I grew up playing technical death metal with progressive elements. Doing so took a LOT of work. Hours every single day just to keep up and wrap my hands and mind around what I had to do. Odd time signatures, sweeping, key changes, tempo changes, often while singing, too. Not everything that I wrote or played was a masterpiece, but most of it was good.
I’ve been playing for over twenty five years now. Though I still listen to a good bit of technical music, what I got into in the last five years or so was darker folk music that has a similar vibe to a lot of darker metal in tone and subject material, but that’s almost entirely acoustic. I’ve found that a lot of the people that make this music are serious metalheads themselves, which tells me that I’ve found a good place.
Writing this music has been a real challenge. First of all, as a singer/guitarist/songwriter this means that now people can actually understand my lyrics, and authenticity is huge in this genre. Second of all, the guitar parts are not the focus; if I wanted to write a killer guitar part before, if I struggled to understand where to go or how to fit it in there, there were a few things that I could almost always do. When it’s just me and an acoustic guitar, I have to be vulnerable, and writing one song takes longer for me now and is overall tougher than writing five technical death metal songs ever was for me.
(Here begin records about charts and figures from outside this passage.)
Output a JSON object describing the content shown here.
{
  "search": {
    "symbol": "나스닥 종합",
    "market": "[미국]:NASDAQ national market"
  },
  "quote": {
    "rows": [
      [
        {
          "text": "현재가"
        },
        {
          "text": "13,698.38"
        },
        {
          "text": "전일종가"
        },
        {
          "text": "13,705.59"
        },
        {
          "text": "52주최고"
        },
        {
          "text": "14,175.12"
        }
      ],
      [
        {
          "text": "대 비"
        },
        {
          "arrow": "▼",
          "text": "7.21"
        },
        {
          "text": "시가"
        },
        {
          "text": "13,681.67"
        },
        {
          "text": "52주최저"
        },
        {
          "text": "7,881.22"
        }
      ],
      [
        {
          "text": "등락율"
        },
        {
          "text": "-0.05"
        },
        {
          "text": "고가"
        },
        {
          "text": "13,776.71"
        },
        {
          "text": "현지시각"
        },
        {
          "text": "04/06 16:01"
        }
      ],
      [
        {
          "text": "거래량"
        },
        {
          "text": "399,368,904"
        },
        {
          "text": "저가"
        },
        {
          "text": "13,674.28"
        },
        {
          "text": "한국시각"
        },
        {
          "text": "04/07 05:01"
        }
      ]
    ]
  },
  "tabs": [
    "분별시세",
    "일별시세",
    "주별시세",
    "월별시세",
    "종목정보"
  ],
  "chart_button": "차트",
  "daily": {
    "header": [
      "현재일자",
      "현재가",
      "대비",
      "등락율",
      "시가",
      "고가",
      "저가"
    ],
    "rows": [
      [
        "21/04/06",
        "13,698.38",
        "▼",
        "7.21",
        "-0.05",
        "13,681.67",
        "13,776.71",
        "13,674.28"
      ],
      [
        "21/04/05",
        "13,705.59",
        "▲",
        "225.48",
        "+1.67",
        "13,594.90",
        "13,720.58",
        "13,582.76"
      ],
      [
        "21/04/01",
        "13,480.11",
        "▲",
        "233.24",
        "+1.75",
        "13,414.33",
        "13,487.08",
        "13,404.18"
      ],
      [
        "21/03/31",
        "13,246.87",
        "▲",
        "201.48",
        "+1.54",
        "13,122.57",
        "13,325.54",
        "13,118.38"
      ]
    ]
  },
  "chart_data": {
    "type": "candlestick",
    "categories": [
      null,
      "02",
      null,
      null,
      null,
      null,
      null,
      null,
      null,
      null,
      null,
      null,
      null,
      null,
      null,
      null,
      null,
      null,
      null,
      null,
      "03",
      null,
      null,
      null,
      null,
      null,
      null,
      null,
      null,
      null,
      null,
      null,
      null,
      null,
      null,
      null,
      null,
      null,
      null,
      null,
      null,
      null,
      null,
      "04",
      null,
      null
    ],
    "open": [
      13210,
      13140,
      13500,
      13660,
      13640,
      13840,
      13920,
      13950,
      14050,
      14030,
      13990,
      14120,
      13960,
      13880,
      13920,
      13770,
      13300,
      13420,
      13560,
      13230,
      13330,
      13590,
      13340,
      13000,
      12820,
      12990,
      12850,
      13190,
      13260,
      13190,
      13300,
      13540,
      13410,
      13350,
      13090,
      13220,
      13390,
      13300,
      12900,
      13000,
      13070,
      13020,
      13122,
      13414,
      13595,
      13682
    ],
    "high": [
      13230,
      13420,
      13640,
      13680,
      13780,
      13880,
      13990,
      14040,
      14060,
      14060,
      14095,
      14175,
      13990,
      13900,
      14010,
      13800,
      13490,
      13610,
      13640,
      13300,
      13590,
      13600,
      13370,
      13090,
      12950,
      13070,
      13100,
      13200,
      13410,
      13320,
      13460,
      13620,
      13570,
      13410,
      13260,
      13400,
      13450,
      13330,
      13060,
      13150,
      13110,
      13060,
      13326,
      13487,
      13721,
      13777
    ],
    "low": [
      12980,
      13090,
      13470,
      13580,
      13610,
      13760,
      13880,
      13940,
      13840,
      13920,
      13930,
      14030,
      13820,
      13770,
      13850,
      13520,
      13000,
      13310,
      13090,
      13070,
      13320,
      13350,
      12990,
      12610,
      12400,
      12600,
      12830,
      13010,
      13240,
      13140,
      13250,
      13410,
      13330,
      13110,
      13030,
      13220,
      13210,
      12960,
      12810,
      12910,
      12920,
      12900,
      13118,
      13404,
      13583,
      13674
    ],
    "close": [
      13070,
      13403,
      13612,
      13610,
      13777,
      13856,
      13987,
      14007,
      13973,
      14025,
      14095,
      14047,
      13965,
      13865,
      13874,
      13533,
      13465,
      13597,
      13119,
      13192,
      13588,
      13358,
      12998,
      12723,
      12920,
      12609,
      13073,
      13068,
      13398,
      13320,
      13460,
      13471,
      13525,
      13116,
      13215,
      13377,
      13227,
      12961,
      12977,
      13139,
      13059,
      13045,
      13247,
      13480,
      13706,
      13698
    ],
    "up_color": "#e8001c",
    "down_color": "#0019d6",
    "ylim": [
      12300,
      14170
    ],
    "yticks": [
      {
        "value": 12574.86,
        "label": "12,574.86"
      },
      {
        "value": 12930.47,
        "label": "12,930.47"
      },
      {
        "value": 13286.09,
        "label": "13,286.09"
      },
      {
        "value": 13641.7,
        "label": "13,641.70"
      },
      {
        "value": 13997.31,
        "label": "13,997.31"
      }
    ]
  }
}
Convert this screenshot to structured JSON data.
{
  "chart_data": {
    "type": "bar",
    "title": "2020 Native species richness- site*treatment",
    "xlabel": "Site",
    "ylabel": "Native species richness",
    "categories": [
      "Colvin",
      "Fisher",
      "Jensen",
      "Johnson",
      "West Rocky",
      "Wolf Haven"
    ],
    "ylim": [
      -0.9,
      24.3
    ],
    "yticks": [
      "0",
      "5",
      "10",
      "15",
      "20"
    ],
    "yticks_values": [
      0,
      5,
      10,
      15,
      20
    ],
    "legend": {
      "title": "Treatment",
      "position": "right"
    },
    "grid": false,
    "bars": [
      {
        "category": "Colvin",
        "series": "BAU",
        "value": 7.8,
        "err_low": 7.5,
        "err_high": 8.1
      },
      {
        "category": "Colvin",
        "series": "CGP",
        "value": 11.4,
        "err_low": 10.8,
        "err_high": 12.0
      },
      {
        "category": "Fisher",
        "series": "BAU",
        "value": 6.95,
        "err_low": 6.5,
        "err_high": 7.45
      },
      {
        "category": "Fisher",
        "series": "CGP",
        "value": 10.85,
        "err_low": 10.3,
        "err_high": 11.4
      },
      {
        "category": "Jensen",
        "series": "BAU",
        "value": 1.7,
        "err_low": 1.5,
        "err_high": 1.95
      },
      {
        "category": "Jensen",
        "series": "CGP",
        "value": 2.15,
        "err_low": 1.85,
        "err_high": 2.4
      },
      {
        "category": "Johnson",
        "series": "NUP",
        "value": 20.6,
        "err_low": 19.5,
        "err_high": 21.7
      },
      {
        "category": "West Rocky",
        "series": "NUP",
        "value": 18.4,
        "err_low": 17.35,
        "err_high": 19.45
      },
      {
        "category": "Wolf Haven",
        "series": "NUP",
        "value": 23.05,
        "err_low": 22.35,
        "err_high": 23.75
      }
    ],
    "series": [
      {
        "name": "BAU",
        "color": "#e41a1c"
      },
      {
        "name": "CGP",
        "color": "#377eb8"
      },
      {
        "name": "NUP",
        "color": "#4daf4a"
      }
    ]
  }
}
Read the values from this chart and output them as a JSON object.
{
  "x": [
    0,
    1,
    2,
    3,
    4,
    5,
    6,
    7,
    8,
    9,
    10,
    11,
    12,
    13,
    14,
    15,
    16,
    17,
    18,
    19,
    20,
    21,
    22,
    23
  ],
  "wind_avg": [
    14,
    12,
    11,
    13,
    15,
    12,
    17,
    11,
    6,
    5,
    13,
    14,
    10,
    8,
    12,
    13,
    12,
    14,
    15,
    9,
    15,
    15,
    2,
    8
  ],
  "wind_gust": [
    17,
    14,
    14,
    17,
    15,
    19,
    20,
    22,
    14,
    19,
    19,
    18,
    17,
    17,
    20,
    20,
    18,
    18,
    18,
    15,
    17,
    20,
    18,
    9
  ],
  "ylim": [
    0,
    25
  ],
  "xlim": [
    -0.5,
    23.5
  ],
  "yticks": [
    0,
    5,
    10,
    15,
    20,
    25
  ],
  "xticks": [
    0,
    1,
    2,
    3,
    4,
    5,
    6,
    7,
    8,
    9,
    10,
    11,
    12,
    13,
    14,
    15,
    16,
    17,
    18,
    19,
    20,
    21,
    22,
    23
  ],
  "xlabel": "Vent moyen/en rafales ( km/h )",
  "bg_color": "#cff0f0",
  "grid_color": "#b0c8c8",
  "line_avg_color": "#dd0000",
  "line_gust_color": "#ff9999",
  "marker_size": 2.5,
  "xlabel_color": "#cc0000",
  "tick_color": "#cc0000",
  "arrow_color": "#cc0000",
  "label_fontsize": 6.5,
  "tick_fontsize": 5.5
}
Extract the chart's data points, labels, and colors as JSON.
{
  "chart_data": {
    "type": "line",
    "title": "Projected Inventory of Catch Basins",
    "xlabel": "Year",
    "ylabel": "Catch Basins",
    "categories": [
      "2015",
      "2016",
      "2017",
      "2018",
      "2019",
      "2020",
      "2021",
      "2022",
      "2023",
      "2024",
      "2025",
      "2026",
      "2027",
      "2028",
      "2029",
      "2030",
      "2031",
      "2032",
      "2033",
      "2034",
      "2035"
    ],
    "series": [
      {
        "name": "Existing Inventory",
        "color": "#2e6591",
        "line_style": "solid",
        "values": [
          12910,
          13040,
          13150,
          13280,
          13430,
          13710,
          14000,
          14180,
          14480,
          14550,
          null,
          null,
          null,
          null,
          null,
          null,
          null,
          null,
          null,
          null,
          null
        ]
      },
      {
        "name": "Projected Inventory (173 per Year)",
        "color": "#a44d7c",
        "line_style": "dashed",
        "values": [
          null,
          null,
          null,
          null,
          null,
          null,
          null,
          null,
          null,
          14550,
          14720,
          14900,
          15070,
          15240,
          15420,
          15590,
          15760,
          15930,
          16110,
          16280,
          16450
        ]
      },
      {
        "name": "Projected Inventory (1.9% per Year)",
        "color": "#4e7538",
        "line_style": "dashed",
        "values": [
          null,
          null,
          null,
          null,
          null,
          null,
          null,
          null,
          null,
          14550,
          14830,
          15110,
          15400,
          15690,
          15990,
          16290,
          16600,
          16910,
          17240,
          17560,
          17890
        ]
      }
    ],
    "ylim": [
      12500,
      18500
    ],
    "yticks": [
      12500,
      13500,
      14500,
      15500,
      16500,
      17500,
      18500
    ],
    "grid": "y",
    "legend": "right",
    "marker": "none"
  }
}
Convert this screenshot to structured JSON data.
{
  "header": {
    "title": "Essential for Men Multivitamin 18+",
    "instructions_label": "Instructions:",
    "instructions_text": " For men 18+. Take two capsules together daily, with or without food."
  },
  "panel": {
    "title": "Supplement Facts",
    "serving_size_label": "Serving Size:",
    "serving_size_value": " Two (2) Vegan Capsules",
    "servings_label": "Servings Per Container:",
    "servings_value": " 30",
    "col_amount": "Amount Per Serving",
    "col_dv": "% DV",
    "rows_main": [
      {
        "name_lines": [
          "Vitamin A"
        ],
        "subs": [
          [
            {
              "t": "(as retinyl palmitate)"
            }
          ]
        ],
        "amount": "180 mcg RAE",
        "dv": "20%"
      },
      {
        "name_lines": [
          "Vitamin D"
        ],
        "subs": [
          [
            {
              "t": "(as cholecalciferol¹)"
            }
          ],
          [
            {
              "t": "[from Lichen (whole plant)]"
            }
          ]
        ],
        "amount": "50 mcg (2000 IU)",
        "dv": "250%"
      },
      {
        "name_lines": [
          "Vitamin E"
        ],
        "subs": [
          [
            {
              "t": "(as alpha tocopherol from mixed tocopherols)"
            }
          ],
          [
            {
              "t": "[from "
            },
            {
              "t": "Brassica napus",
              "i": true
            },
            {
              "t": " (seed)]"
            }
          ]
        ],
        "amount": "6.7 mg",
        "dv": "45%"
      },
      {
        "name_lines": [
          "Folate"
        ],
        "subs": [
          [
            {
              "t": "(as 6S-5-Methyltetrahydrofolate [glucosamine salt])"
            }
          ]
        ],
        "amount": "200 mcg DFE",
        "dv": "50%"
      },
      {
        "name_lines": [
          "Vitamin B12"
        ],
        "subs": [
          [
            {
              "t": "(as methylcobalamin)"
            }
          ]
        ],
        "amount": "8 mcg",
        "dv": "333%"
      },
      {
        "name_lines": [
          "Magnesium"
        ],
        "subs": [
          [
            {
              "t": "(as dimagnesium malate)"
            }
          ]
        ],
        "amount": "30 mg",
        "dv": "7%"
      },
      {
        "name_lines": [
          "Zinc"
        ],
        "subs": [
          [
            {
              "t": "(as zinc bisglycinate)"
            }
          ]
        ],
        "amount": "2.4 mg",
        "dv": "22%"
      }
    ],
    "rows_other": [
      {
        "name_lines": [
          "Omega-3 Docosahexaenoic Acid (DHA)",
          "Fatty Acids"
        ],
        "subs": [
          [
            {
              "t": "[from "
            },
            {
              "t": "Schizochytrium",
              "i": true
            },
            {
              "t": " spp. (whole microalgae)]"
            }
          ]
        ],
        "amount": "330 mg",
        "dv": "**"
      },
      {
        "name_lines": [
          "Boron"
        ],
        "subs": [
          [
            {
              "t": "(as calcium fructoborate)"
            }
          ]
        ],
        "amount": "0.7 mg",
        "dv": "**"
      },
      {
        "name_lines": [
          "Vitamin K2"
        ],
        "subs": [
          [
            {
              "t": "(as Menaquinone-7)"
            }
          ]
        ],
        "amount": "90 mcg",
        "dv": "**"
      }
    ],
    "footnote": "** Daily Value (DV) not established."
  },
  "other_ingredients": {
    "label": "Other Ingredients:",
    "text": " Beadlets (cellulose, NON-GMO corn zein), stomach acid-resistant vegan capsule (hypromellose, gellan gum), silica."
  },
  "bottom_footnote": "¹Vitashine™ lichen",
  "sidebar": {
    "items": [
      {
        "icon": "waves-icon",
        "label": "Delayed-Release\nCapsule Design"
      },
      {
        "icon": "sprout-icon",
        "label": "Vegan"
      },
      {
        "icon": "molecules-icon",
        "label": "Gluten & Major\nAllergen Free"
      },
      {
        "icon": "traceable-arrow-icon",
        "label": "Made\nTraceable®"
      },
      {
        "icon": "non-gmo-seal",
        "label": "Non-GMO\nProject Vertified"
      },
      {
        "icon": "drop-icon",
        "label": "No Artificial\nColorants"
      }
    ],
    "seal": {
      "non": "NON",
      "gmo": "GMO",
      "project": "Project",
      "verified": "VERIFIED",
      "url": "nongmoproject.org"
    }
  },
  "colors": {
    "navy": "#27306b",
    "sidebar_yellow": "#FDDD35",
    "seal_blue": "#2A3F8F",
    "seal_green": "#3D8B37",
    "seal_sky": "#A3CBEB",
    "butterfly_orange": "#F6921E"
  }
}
I have to actually put myself out there, and even if the guitar part is simpler now, I have to write it and play it without any irony or apathy.
I’m not saying that simpler music is better, or that technical guitarists “have no feel, man.” I’m saying that for me, what I’m doing now is immensely more difficult, and it’s made me a far better guitarist than I ever thought I could be.
I’m curious if anyone else has had similar experiences.